Got a parts Miata and as a bonus it has a newer set of Koni's on it. Of course that would be too much good luck for me. Any thoughts on how to get the bolt out of the lower strut mount when it's flush w/ the control arm (thank you previous owner)?
May have to remove the strut and LCA as one unit, but you may be able to get a bolt extractor in there.
If not, sawzall. They're surprisingly useful on Miata suspensions.
I had a similar problem with my Miata. The captive bolts in the LCAs broke free and were just spinning. I ended up buying some used LCAs from Willy and replaced the whole thing when I did the suspension.
Cut the captive nut off the other side w/ an angle grinder + cutoff wheel. Drive bolt out w/ drift and hammer.
There probably isn't any clearance on either side between the metalastic bushing of the shock absorber and the boxed-in portion of the LCA.
I had to cut the lower-outer hub to rear LCA bolts on my Miata when doing urethane bushings recently as they were utterly seized.

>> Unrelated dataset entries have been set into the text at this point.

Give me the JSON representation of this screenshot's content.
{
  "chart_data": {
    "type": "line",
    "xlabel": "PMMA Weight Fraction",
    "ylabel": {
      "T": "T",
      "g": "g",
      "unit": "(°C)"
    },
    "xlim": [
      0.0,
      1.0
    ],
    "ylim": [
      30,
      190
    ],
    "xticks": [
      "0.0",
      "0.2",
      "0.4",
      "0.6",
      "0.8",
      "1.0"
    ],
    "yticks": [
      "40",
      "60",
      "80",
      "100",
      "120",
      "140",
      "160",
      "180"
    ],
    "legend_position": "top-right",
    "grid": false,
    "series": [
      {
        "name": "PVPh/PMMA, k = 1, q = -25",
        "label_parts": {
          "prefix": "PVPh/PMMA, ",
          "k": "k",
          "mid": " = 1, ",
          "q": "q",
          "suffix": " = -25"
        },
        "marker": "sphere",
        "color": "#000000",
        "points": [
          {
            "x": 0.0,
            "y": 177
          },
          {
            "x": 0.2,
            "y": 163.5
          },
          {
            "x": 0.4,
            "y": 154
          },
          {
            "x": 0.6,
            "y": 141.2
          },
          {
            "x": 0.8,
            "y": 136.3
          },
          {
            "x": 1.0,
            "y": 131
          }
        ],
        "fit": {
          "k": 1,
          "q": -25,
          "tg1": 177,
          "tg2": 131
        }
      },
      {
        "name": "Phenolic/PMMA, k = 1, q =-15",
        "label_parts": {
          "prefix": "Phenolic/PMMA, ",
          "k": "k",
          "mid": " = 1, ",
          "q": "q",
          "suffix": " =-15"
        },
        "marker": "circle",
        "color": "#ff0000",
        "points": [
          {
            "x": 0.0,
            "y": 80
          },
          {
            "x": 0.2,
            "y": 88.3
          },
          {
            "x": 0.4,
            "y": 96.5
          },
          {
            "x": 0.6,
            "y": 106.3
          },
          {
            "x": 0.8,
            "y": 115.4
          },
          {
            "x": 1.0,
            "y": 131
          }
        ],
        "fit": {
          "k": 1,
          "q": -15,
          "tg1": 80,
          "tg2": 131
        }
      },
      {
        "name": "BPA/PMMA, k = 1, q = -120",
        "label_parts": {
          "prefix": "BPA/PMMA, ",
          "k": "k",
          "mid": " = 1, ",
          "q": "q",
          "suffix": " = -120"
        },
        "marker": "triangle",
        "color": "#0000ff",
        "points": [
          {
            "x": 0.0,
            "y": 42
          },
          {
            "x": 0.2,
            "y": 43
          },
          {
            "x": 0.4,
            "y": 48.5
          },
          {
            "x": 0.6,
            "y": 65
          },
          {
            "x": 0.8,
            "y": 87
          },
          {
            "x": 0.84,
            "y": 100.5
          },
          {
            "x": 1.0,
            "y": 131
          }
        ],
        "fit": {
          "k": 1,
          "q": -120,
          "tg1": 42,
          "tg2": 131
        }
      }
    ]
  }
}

It took lots of heat, Aerokroil and a very solid setup in the big press to crack the stubs in the hubs loose.
+1 on the captive nut being broken loose. My solution was to use a angle grinder to cut a box just big enough to get a wrench in there to hold the nut while the impact did it's job. I cut from the bottom side of the LCA by the hole that's already there (i'm talking rears here). If done minimally there shouldn't be any strength loss.
motomoron wrote: Cut the captive nut off the other side w/ an angle grinder + cutoff wheel. Drive bolt out w/ drift and hammer.
Already done that and have been spraying and hitting with the BFH and the damn thing still won't budge. Tonight it's carbite drill bits to see if I can weaken the bolt enough to rip the thing out. Any other suggestions?
My rears went OK but I couldn't get this bolt out on my fronts. Ended up punting it to a local shop and paying for it. :(
Hey, at least you're not alone...
White_and_Nerdy wrote: . Ended up punting it to a local shop and paying for it. :( Hey, at least you're not alone...
Thought crossed my mind also, but the car doesn't have a motor.....
I've had reasonably good luck drilling the center out of the bolt and using a fluted extractor. A long enough drill and extension to the extractor might work. I had a similar problem when my tow loop got snapped off after being bump drafted.